Doing what works, and not being unduly critical…

Zoe Williams today is doing the usual “provocative columnist” thing in The Guardian, being sarky about Eve Ensler, The Vagina Monologues, and Ensler’s new anti-violence effort centred on New York.

I can’t disagree that from more sophisticated cultures than American, The Vagina Monologues is rather lame and embarrassing – that if you don’t have a hang-up about the word the show is distinctly thin, and some of the portrayal of other cultures is less than understanding. Still, for the audience for which it was originally written, and for many others around the world, it works.

Ditto with the anti-violence initiative. No, New York may be far from the worst place in the world for violence against women, but everywhere can benefit from such initiatives.

Just to put that in perspective, a horrific story about the murder of a nine-year-old girl who, it is thought, was trying to save her mother from a violent partner.

Mollie was found with blood and vomit surrounding her head. Her mother was discovered near by, moving and moaning, and attempting to get up. Both had serious head injuries. A claw hammer was lying on top of the bed.
Mollie died the next day. A post-mortem examination showed that she had at least two blunt impact injuries to her head and face, causing skull fractures and brain damage.

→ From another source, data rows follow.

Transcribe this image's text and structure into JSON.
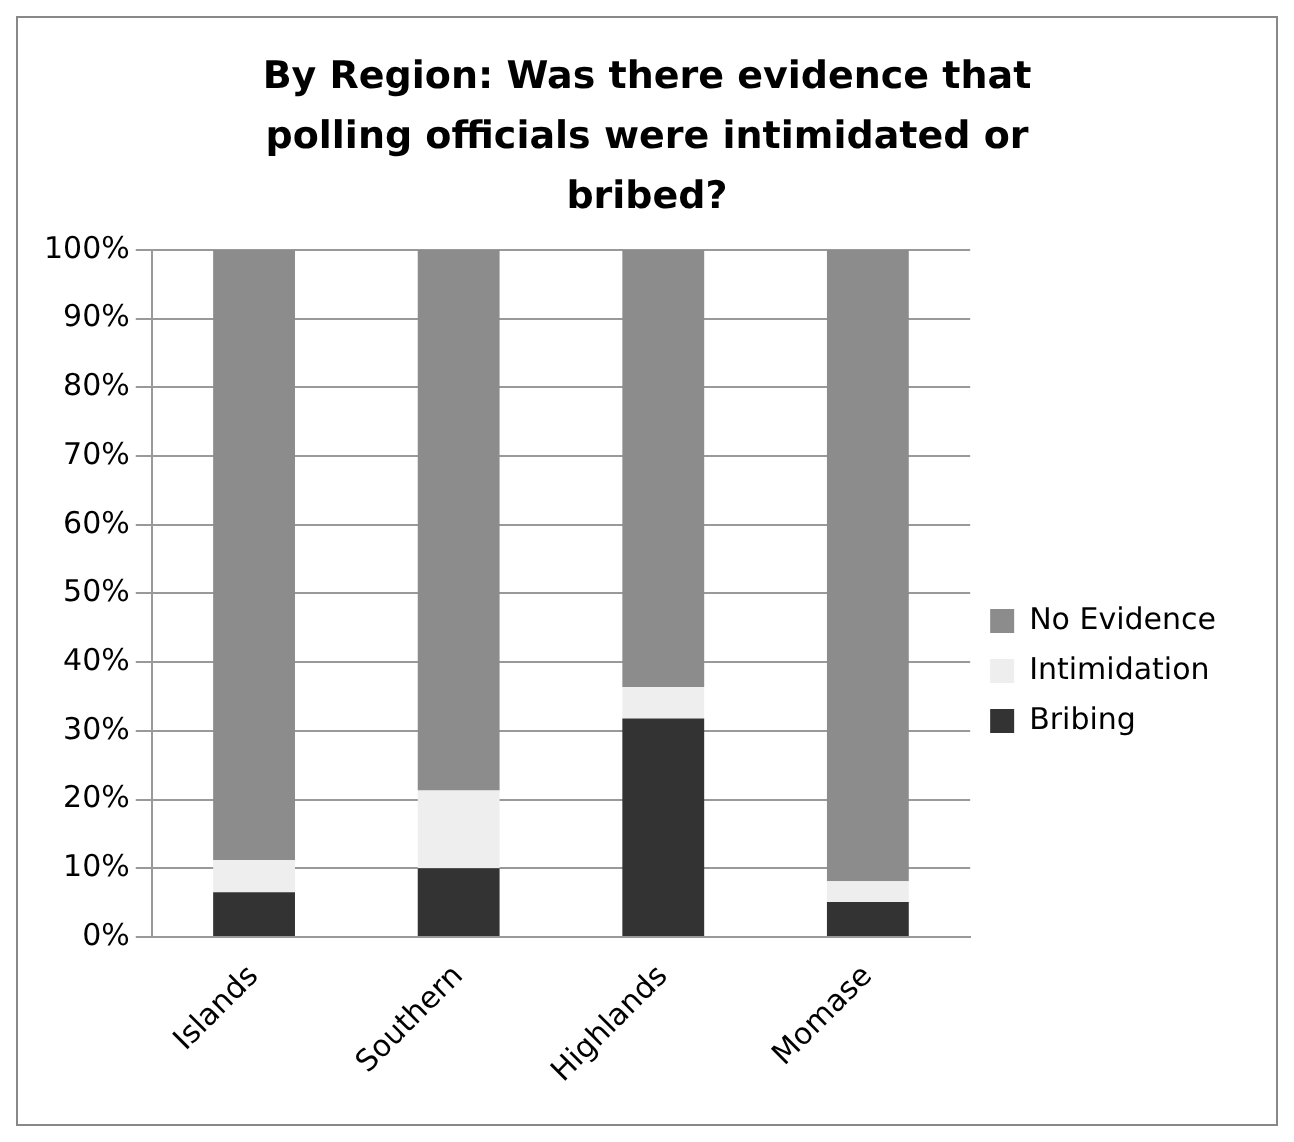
{
  "chart_data": {
    "type": "bar",
    "title": "By Region: Was there evidence that polling officials were intimidated or bribed?",
    "categories": [
      "Islands",
      "Southern",
      "Highlands",
      "Momase"
    ],
    "stacked": true,
    "series": [
      {
        "name": "Bribing",
        "color": "#333333",
        "values": [
          6.5,
          10,
          31.8,
          5.1
        ]
      },
      {
        "name": "Intimidation",
        "color": "#eeeeee",
        "values": [
          4.7,
          11.3,
          4.6,
          3
        ]
      },
      {
        "name": "No Evidence",
        "color": "#8c8c8c",
        "values": [
          88.8,
          78.7,
          63.6,
          91.9
        ]
      }
    ],
    "ylim": [
      0,
      100
    ],
    "yticks": [
      {
        "value": 0,
        "label": "0%"
      },
      {
        "value": 10,
        "label": "10%"
      },
      {
        "value": 20,
        "label": "20%"
      },
      {
        "value": 30,
        "label": "30%"
      },
      {
        "value": 40,
        "label": "40%"
      },
      {
        "value": 50,
        "label": "50%"
      },
      {
        "value": 60,
        "label": "60%"
      },
      {
        "value": 70,
        "label": "70%"
      },
      {
        "value": 80,
        "label": "80%"
      },
      {
        "value": 90,
        "label": "90%"
      },
      {
        "value": 100,
        "label": "100%"
      }
    ],
    "grid": "y",
    "legend": "right"
  }
}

It is the kind of violence that, had the mother (who reading between the lines is from a poor socio-economic background) been killed would never have even made The Times. A classic case: a history of violence, previous threats to kill … and anything that can publicise these risks for women (and children) and help them get out of such circumstances should be applauded, no matter how gauche it might look to the sophisticated.